Arizona Capitol Reports Staff//September 29, 2006//[read_meter]

Clean Elections rejects complaint against Napolitano campaign

Arizona Capitol Reports Staff//September 29, 2006//[read_meter]

The Citizens Clean Elections Commission has refused to find reason to believe that Governor Napolitano’s re-election campaign illegally coordinated with private political advocacy groups to attack Republican challenger Len Munsil.
The vote on Sept. 28 was 4-1.
On Sept. 20, Mr. Munsil’s campaign filed a complaint with the commission urging the panel to investigate a possible connection between Ms. Napolitano’s campaign and the recently formed Arizona Values Coalition and the Arizona Conservative Trust.
It was also suggested in the complaint that Project for Arizona’s Future, which lists itself as a non-partisan group, may have operated illegally by funding the two groups to create a Web site attacking Mr.

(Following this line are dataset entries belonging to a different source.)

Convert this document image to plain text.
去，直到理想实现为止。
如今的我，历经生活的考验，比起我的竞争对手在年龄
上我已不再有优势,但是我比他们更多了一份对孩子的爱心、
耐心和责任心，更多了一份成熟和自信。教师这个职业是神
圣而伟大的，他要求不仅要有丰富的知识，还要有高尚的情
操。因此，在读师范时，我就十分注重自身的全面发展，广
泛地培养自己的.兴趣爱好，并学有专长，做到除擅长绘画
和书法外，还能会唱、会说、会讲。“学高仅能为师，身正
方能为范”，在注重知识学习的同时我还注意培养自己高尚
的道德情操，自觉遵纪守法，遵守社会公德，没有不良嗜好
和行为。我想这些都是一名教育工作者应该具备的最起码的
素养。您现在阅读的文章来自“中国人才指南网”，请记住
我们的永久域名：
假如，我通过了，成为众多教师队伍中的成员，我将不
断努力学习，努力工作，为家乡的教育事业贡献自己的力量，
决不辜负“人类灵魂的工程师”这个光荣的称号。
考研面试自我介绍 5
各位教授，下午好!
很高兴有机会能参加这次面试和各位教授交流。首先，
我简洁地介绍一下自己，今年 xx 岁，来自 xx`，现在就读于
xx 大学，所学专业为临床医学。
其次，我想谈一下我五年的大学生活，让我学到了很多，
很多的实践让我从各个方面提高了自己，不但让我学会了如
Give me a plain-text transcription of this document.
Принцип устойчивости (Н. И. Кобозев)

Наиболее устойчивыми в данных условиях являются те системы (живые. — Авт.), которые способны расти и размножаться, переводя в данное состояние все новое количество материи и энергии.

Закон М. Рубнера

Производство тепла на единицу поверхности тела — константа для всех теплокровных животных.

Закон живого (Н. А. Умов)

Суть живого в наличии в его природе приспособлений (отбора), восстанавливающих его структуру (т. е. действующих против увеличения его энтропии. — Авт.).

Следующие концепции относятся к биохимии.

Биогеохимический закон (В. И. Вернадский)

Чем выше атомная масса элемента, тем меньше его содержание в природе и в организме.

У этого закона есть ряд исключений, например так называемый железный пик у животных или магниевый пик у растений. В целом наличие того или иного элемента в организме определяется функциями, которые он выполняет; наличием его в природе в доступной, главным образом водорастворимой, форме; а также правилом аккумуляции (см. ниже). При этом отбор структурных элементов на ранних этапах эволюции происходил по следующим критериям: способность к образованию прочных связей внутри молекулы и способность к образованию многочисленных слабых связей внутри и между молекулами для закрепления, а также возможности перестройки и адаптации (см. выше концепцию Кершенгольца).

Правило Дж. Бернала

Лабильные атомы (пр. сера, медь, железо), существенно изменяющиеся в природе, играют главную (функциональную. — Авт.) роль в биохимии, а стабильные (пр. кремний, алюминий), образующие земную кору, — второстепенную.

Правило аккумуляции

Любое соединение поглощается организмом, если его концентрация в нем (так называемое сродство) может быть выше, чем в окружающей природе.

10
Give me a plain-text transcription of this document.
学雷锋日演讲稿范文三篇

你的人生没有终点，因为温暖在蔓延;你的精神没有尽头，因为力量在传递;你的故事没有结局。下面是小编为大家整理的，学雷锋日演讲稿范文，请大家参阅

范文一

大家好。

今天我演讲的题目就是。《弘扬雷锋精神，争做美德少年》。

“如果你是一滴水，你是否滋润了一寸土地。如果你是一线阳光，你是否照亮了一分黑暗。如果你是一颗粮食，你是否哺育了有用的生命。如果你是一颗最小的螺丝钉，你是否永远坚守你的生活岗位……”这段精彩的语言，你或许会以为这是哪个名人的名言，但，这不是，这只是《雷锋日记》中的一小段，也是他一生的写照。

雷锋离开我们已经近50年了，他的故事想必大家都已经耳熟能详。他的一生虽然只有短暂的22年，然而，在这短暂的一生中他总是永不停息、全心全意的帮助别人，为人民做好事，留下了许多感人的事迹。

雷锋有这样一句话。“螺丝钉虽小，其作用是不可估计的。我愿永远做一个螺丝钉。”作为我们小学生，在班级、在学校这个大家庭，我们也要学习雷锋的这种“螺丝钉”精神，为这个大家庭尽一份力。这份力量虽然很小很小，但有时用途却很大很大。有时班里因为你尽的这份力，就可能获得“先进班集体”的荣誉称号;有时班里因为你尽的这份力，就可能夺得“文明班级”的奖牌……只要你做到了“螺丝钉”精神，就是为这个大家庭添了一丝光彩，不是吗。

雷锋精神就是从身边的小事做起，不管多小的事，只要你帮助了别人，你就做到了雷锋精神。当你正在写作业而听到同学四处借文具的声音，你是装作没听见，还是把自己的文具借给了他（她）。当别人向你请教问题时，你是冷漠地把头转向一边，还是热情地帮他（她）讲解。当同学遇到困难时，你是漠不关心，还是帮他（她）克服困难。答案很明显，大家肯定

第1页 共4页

Munsil and to launch an alleged pre-primary election push poll against the GOP candidate.
However, earlier this week the chairman of the Arizona Democratic Party told The Associated Press that the party had contributed $100,000 to the Arizona Values Coalition.
A spokesman for the party had earlier denied the party’s funding of the group, but Chairman David Waid said the spokesman was not aware of the transaction when he communicated with The Associated Press.
At the meeting, CCEC Executive Director Todd Lang said that the independent expenditure groups may or may not have operated illegally, but recommended the commission drop the prospect of an investigation because it did not appear Ms. Napolitano and her campaign were involved.
“Was there coordination?” he asked the commission. “To me, the answer is a satisfactory no.”
David Maddox, an attorney working on behalf of Mr. Munsil, urged the commission to investigate.
Mr. Maddox had contributed to a private investigation that revealed the listed chairman and treasurer of the Arizona Values Coalition, Beau Memory and Seamus Perry, were Democrats who had worked for the 2004 John Kerry and John Edwards presidential campaign, as did Thomas Ziemba, executive director of the Project for Arizona’s Future.
The complaint filed by Mr. Munsil’s campaign included a copy of a portion of a North Carolina newspaper notice that said Mr. Memory intended to contribute to Ms. Napolitano’s re-election campaign.
That information was discredited by Andy Gordon, an attorney for Ms. Napolitano’s campaign.
“What is the so-called evidence that gives basis to the complaint?” he asked. “It’s a snippet from a North Carolina gossip column.”